Cinnamon buns and where to get the best ones
Cinnamon buns are the best-loved pastry among the pastry-loving Swedes. Sweet and moreish, they are also an important feature of the Swedish 'fika'.
Cinnamon buns are the best-loved pastry among the pastry-loving Swedes. Sweet and moreish, they are also an important feature of the Swedish 'fika'.
Apparently, the average Swede eats cakes and pastry equivalent to 316 cinnamon buns per year! This cinnamon-spiced doughy delight is essentially a long string of pastry dough wrapped into a ball and stuck together with sticky-sweet cinnamon buttery syrup. In Sweden, 'fika' is an essential part of everyday life. In fact, it's so sacred that two coffee breaks per day are an unwritten rule in many Swedish workplaces. And, while newcomers to Sweden are often sceptical about fika at first, many end up admitting that some of the best ideas are hatched on fika breaks.

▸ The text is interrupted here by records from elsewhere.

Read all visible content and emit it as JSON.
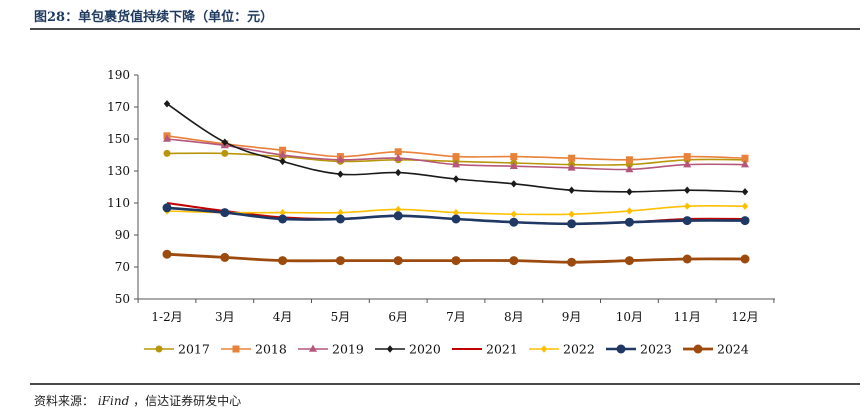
{
  "header": {
    "title": "图28：单包裹货值持续下降（单位：元）"
  },
  "footer": {
    "source_label": "资料来源：",
    "source_name": "iFind",
    "source_rest": "，信达证券研发中心"
  },
  "chart_data": {
    "type": "line",
    "title": "图28：单包裹货值持续下降（单位：元）",
    "xlabel": "",
    "ylabel": "",
    "ylim": [
      50,
      190
    ],
    "yticks": [
      50,
      70,
      90,
      110,
      130,
      150,
      170,
      190
    ],
    "grid": false,
    "legend": "bottom",
    "categories": [
      "1-2月",
      "3月",
      "4月",
      "5月",
      "6月",
      "7月",
      "8月",
      "9月",
      "10月",
      "11月",
      "12月"
    ],
    "series": [
      {
        "name": "2017",
        "color": "#B8960C",
        "marker": "circle",
        "width": 1.6,
        "values": [
          141,
          141,
          139,
          136,
          137,
          136,
          135,
          134,
          134,
          137,
          137
        ]
      },
      {
        "name": "2018",
        "color": "#E8823A",
        "marker": "square",
        "width": 1.6,
        "values": [
          152,
          147,
          143,
          139,
          142,
          139,
          139,
          138,
          137,
          139,
          138
        ]
      },
      {
        "name": "2019",
        "color": "#B5567B",
        "marker": "triangle",
        "width": 1.6,
        "values": [
          150,
          146,
          140,
          137,
          138,
          134,
          133,
          132,
          131,
          134,
          134
        ]
      },
      {
        "name": "2020",
        "color": "#1A1A1A",
        "marker": "diamond",
        "width": 1.6,
        "values": [
          172,
          148,
          136,
          128,
          129,
          125,
          122,
          118,
          117,
          118,
          117
        ]
      },
      {
        "name": "2021",
        "color": "#C00000",
        "marker": "none",
        "width": 2,
        "values": [
          110,
          105,
          101,
          100,
          102,
          100,
          98,
          97,
          98,
          100,
          100
        ]
      },
      {
        "name": "2022",
        "color": "#FFC000",
        "marker": "diamond",
        "width": 1.6,
        "values": [
          105,
          104,
          104,
          104,
          106,
          104,
          103,
          103,
          105,
          108,
          108
        ]
      },
      {
        "name": "2023",
        "color": "#1F3864",
        "marker": "circle",
        "width": 2.6,
        "values": [
          107,
          104,
          100,
          100,
          102,
          100,
          98,
          97,
          98,
          99,
          99
        ]
      },
      {
        "name": "2024",
        "color": "#9C4A0E",
        "marker": "circle",
        "width": 2.8,
        "values": [
          78,
          76,
          74,
          74,
          74,
          74,
          74,
          73,
          74,
          75,
          75
        ]
      }
    ]
  }
}
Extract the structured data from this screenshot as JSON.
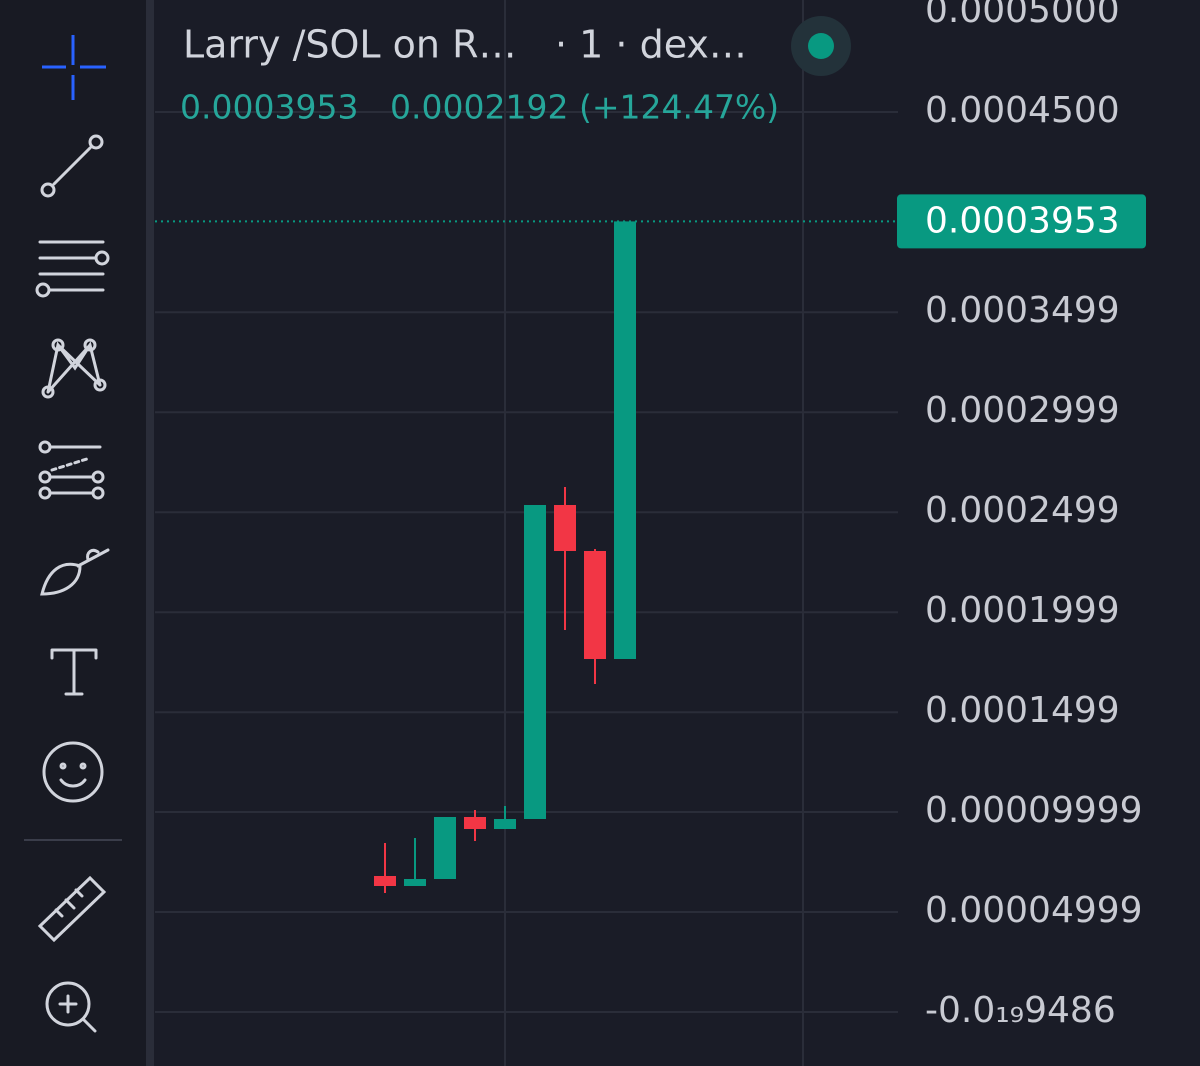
{
  "chart_data": {
    "type": "candlestick",
    "title": "Larry /SOL on R…",
    "subtitle": "· 1 · dex…",
    "change": "0.0002192 (+124.47%)",
    "categories": [
      null,
      null,
      null,
      null,
      null,
      null,
      null,
      null,
      null
    ],
    "open": [
      6.8e-05,
      6.3e-05,
      6.65e-05,
      9.75e-05,
      9.15e-05,
      9.65e-05,
      0.0002535,
      0.0002305,
      0.0001765
    ],
    "high": [
      8.45e-05,
      8.7e-05,
      9.75e-05,
      0.000101,
      0.000103,
      0.0002535,
      0.0002625,
      0.0002315,
      0.0003953
    ],
    "low": [
      5.95e-05,
      6.3e-05,
      6.65e-05,
      8.55e-05,
      9.15e-05,
      9.65e-05,
      0.000191,
      0.000164,
      0.0001765
    ],
    "close": [
      6.3e-05,
      6.65e-05,
      9.75e-05,
      9.15e-05,
      9.65e-05,
      0.0002535,
      0.0002305,
      0.0001765,
      0.0003953
    ],
    "up_color": "#089981",
    "down_color": "#f23645",
    "ylim": [
      -2.7e-05,
      0.000506
    ],
    "yticks": [
      {
        "value": 0.0005,
        "label": "0.0005000"
      },
      {
        "value": 0.00045,
        "label": "0.0004500"
      },
      0.0003499,
      0.0002999,
      0.0002499,
      0.0001999,
      0.0001499,
      9.999e-05,
      4.999e-05,
      {
        "value": -9.486e-24,
        "label": "-0.0₁₉9486"
      }
    ],
    "grid": true
  }
}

Nothing says fika more than a cup of coffee and a cinnamon bun. The cinnamon roll or bun (or 'kanelbulle' in Swedish) was first created after the First World War, but, as the ingredients (flour, sugar, egg, butter, cinnamon and cardamom) were expensive and hard to find, it did not become popular until the 1950s. These days, it's the ultimate symbol of Swedish home cooking and, as any Swede will tell you, the smell of newly baked cinnamon buns is the best in the world.
The cinnamon bun is so popular that, in 1999, a collective of Swedish baking ingredient producers known as Sweden’s Home Baking Council announced that October 4th would henceforth be Cinnamon Bun Day ('Kanelbullens dag').